April 2015 – Spring cleaning: thinking about Touraine and sociology as a device for bringing into being social agents – rescuing people from non-definition.
There is a special tension in our house at this time of year. My wife purports to hold, in matters of household arrangements at least, that we should ‘have a place for everything, and every thing should be in its place’. Tidiness is a desired state, where space opens out for ‘being’, and we can relax in order. Not tripping over stuff is also to be desired – as is a more relaxing sense of safety when the grand daughter comes round. At 18 months or thereabouts, anything under the size of a cat goes straight into her mouth for some testing, exploration – but hardly tasting.
Finding a place for everything, ordering our rooms and stuff, means that we go looking in corners and cupboards we have not been to for weeks, months or years. We start to look in places much more unfamiliar than their closeness and everydayness might lead us to suppose. There are numberless little dream-worlds hidden away in the darker corners of familiar cupboards. Going into these forgotten categories of older orderings, cupboards not opened for months on end, you discover things not remembered – interesting things you had forgotten you have, or never even knew were there.
And – bang! – there is the sociologist back in th room… This is what sociology is (in Touraine’s model, as I see it). He talks of sociology’s job as that of bringing into being social identities that are otherwise occluded, forgotten, damaged in to other identities, or de-constructed out of reality, or simply ignored (2007). This is the sociology of certain forms of feminism that seek to give voice to the voiceless. Here though I think Touraine is ploughing a deeper, broader conceptual furrow. Sociology becomes creative of identities, perhaps not just giving voice to the voiceless, but creating voice itself – it is a Promethean.
We are not just giving voice to existing groups that have been rendered voiceless (although we can be doing that too), but bringing in to formation, figuring, social groupings that may be nascent, or unknown in the hurly burly of life as lived.

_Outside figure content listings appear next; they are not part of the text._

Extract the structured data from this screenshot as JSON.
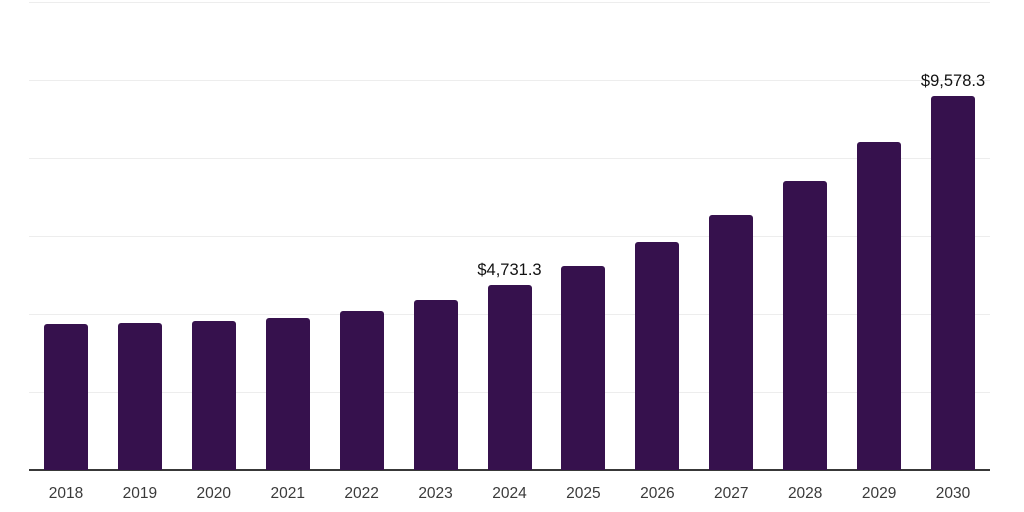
{
  "chart_data": {
    "type": "bar",
    "title": "",
    "xlabel": "",
    "ylabel": "",
    "categories": [
      "2018",
      "2019",
      "2020",
      "2021",
      "2022",
      "2023",
      "2024",
      "2025",
      "2026",
      "2027",
      "2028",
      "2029",
      "2030"
    ],
    "values": [
      3731.0,
      3779.0,
      3820.0,
      3898.0,
      4089.0,
      4369.0,
      4731.3,
      5225.0,
      5846.0,
      6546.0,
      7423.0,
      8420.0,
      9578.3
    ],
    "data_labels": {
      "2024": "$4,731.3",
      "2030": "$9,578.3"
    },
    "ylim": [
      0,
      12000
    ],
    "gridline_step": 2000,
    "grid": true,
    "legend": false,
    "colors": {
      "bar": "#36114D",
      "gridline": "#ededed",
      "axis_line": "#383838",
      "tick_label": "#3a3a3a",
      "data_label": "#111111",
      "background": "#ffffff"
    }
  }
}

In this I think it is present in Touraine that we are also creating society itself – so as I said in the other blog – sociology is society. For Touraine social reality is conflictual – without conflict there is not society. So when the economic realm gains total dominance and squeezes out the possibility of opposition, then society can not be said to exist. Social action is the conflictual re-rescuing of subjectivity from the totalizing master-slave relation of dominant capital.
Sociology, even in a situation of totalized domination, such as we may well be on the TTIP of now, can still operate – even though his theory suggests that its subject matter – society – no longer exists. This is because sociology’s job is to go look for not only the un-loved, derided, demonized, excluded, but also to bring them into being by that looking a describing. It is unavoidable critical creative in that.
This is what I think is [partly] meant by live methods, and by inventive methods (Back & Puwar, 2012, Lury & Wakeford, 2014)
Sociology is of course not the only ordering, figuring or creating activity going on. Things will always get lost or displaced from our ordering, just like the box of upholstery pins I know I put away her – although I do not remember this tobacco scented candle and this little laughing Buddha head being here. Nor this Flip video camera… Now this is fascinating. I’m going to play with this for a bit, what a terrific little gadget, what can it do? ...
Back, L., & Puwar, N. (Eds.). (2012). Live methods. Oxford: Wiley-Blackwell/The Sociological Review.
Lury, C., & Wakeford, N. (2014). Inventive methods : the happening of the social. Abingdon: Routledge.
Touraine, A. (2007). Public Sociology and the End of Society. In D. Clawson, R. Zussman, J. Misra, N. Gerstel, R. Stokes, D. L. Anderton, & M. Burawoy (Eds.), Public Sociology: Fifteen Eminent Sociologists Debate Politics and the Profession in the Twenty-first Century. Los Angeles/London: University of California Press.